What Makes It Unique LibrePhotos stands out by combining a multi-layer self-hosted ML inference stack into a single deployable system: per-user FAISS vector indices for visual similarity without a cloud embedding API, CLIP/SigLIP2 semantic search that responds to natural language queries entirely on-premises, and on-device LLM captioning via llama.cpp with quantized multimodal models. The BK-Tree duplicate detection implementation is explicitly memory-optimized for libraries exceeding 300,000 photos, processing in configurable batches to cap RAM at around 200 MB regardless of library size. The recent consolidation of five separate repositories into a path-filtered monorepo — with preserved commit history per file — reflects a maturing project governance model that makes cross-app changes (backend API + frontend + mobile) easier to coordinate.

Self-Hosting

LibrePhotos is released under the MIT License, one of the most permissive open-source licenses available. You can use it commercially, modify it freely, incorporate it into proprietary systems, and redistribute it without any copyleft obligations — the only requirement is preserving the copyright notice. There are no license keys, no feature gating by tier, and no “open core” commercial extensions. Every capability in the repository, including the full ML pipeline, is available to anyone who deploys it.

Running LibrePhotos yourself means operating a stack of five or more Docker containers: a PostgreSQL database, the Django backend, a Nginx reverse proxy, the React frontend, and at least two ML inference microservices (face recognition and CLIP embeddings) that can scale with additional workers. The recommended production configuration requires 8 GB RAM for smooth ML feature operation, with 4 GB as a functional minimum that will feel constrained on large libraries. You are responsible for your own data backups, PostgreSQL maintenance, container updates, and disk provisioning for your photo library. The project does not publish release tags on GitHub — deployments track Docker image tags (latest, dev) — so staying on a stable version requires pinning image tags manually.

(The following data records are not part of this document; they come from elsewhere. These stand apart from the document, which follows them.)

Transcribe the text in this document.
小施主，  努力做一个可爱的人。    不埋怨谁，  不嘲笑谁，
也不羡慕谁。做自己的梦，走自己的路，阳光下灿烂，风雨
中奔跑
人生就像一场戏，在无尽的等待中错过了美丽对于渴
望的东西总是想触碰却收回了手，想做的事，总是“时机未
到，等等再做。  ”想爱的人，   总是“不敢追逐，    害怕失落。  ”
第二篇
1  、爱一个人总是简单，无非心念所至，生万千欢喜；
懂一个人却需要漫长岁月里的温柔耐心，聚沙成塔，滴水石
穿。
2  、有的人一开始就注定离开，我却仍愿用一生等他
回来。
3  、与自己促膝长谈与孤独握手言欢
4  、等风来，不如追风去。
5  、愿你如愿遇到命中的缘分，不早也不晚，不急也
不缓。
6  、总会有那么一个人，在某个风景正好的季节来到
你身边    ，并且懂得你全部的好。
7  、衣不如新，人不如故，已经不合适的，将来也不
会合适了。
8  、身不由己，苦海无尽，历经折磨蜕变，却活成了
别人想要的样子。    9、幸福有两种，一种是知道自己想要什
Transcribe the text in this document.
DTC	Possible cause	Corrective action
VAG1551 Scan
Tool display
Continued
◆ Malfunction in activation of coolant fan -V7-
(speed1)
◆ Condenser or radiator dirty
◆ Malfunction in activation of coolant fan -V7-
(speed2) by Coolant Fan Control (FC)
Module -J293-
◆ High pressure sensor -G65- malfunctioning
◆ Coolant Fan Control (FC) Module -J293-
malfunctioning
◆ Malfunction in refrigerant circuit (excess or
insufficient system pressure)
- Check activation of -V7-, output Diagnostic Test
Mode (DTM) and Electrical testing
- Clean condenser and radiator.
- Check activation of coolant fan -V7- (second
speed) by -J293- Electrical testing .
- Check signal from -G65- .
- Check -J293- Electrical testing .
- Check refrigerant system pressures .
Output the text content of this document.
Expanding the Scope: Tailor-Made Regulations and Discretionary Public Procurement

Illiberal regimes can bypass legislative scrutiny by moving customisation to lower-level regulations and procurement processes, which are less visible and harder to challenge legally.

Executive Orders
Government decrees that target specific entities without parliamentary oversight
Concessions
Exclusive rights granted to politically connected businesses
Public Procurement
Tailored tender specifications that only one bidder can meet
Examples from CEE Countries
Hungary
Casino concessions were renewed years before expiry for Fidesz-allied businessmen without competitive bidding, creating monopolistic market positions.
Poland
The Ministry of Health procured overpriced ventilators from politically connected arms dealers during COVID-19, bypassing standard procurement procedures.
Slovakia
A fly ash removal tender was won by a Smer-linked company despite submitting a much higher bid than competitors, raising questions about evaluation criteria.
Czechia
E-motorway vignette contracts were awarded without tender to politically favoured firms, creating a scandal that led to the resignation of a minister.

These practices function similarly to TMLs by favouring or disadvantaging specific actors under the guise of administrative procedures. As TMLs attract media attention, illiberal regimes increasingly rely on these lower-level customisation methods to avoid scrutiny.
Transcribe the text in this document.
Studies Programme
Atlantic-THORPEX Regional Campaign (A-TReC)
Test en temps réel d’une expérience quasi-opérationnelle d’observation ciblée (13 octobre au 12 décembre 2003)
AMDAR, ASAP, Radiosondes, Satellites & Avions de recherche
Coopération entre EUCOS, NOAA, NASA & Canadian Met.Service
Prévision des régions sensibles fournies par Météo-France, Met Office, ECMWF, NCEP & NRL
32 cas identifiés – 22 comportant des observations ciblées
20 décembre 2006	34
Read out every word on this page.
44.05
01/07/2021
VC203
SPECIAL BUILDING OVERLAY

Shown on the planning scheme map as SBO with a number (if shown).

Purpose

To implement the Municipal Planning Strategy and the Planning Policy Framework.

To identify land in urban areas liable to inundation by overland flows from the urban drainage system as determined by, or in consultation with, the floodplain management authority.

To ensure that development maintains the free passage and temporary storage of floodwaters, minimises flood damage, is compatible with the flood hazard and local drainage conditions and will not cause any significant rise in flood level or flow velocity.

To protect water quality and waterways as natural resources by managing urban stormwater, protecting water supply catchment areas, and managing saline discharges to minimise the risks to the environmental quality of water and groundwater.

There is no official hosted or managed version of LibrePhotos, so there is no SaaS tier offering managed upgrades, 24/7 support SLAs, or cloud backup. Community support happens via a Discord server and GitHub issues. If you need high-availability deployment, you will need to set up PostgreSQL replication, container orchestration (a Kubernetes manifest is included), and your own monitoring. The trade-off is complete data sovereignty and no per-user or per-storage pricing — for privacy-conscious users or organizations that already operate their own infrastructure, this is often exactly what they want.